# I am grateful for...



## 2tomcat2 (May 27, 2012)

all that the terrific members of the Buzz have to offer in wisdom, ingenuity,
humor and support.

Happy Thanksgiving, everyone!


----------



## mattman (Jan 30, 2015)

Not being dead.
Damn near bought the farm the day before thanksgiving once, from cracking my head on the pavement. 
I even can still walk, talk, boat, and miss spell words! 

Happy camper!!


----------



## raymo (Aug 10, 2008)

All the people who have helped me and shared their knowledge with me. Presented to me the opportunities to enjoy endeavors and goals that I thought would be difficult for me to achieve. Would of responded earlier to this post but I visited with friends at a location with very poor reception (The nerve of them, to not warn me).


----------



## 2tomcat2 (May 27, 2012)

Thanks, mattman and raymo; glad you are alive and for sharing!


----------



## Dejan Smaic (Jul 22, 2017)

Getting back into kayaking...and my 10 yo son following in my paddle strokes.


----------



## 2tomcat2 (May 27, 2012)

Awesome, Dejan Smaic!


----------



## kengore (May 29, 2008)

I am grateful for flowing water (hope for good snow pack!) and the friends I have meet and the good times I have experienced because of it. Both in it's liquid and frozen forms.


----------



## ColoradoDave (Jun 3, 2010)

I'm grateful to be walking and on the right side of the dirt for another Thanksgiving despite all the stupid things I have done.


----------



## 2tomcat2 (May 27, 2012)

Well, all right, kengore and Colorado Dave, thanks for the replies!


----------



## Riverboat Works (Apr 15, 2009)

*I am Grateful!*

For all the great rivers in Colorado especially this awesome Arkansas River running through Salida. 

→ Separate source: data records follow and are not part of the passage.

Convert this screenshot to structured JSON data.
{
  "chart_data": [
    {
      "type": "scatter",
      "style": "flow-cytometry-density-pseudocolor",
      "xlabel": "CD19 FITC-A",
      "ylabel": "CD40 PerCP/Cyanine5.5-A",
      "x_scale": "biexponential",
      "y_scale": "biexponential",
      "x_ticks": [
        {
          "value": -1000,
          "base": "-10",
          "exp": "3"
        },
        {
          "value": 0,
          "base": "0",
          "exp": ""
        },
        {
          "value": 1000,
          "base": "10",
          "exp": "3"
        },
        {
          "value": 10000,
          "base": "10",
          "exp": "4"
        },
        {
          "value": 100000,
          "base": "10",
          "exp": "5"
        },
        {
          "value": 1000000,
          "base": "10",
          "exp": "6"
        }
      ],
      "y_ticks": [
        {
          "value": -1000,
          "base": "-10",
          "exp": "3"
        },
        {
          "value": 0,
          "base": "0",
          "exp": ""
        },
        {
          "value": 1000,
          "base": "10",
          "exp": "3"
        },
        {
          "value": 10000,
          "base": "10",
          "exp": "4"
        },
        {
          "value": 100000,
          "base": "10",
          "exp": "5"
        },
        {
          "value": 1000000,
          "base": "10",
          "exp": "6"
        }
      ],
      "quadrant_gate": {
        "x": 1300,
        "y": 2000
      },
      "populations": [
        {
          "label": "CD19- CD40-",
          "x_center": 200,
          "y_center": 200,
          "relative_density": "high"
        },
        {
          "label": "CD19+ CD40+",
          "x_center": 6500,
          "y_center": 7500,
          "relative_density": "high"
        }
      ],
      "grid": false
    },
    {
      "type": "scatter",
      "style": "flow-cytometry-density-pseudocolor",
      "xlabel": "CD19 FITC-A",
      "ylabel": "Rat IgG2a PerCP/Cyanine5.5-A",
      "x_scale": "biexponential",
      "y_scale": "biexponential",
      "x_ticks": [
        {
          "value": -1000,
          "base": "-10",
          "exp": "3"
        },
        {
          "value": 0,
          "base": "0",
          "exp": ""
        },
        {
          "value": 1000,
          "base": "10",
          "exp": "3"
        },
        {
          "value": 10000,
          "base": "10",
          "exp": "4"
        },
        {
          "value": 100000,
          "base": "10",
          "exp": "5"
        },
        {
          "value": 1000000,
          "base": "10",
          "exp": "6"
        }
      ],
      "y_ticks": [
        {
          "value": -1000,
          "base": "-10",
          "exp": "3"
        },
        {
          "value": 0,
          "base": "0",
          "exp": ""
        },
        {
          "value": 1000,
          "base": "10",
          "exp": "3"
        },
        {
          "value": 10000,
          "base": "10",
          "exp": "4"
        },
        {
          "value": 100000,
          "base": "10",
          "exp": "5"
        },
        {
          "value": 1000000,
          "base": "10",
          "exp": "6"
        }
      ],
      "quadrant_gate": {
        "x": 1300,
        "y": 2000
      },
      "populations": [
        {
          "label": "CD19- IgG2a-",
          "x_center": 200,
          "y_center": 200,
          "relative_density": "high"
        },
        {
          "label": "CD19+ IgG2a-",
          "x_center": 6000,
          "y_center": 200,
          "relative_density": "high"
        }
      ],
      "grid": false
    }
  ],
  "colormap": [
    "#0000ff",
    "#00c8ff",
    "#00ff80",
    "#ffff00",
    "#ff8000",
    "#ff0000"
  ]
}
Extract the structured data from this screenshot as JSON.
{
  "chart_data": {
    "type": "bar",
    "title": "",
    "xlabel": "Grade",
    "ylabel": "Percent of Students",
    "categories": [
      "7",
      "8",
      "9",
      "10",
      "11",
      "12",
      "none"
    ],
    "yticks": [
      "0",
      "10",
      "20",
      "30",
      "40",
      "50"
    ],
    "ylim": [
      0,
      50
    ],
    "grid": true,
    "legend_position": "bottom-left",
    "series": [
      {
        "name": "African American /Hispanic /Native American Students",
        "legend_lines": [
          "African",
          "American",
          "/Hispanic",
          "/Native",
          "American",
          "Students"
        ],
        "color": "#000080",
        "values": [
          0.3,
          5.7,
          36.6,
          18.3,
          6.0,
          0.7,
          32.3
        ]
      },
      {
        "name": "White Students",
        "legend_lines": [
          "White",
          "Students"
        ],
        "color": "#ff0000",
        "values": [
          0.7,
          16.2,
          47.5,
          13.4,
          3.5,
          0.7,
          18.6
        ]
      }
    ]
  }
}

And very grateful to all the boaters that have helped make Riverboat Works the
successful river equipment store for the past 15 years. Without all our loyal customers and now dear friends we would have never pulled it off.

Thanks to all and Happy Holidays. See you on the river in 2018!


----------



## nomadderwhat (Jul 6, 2015)

Autoboofs, hypalon, self bailing floors, high water, thong underwear, hydroponic weed, my labrador, and the archive of shit talking that I read on the buzz during the winter months.


----------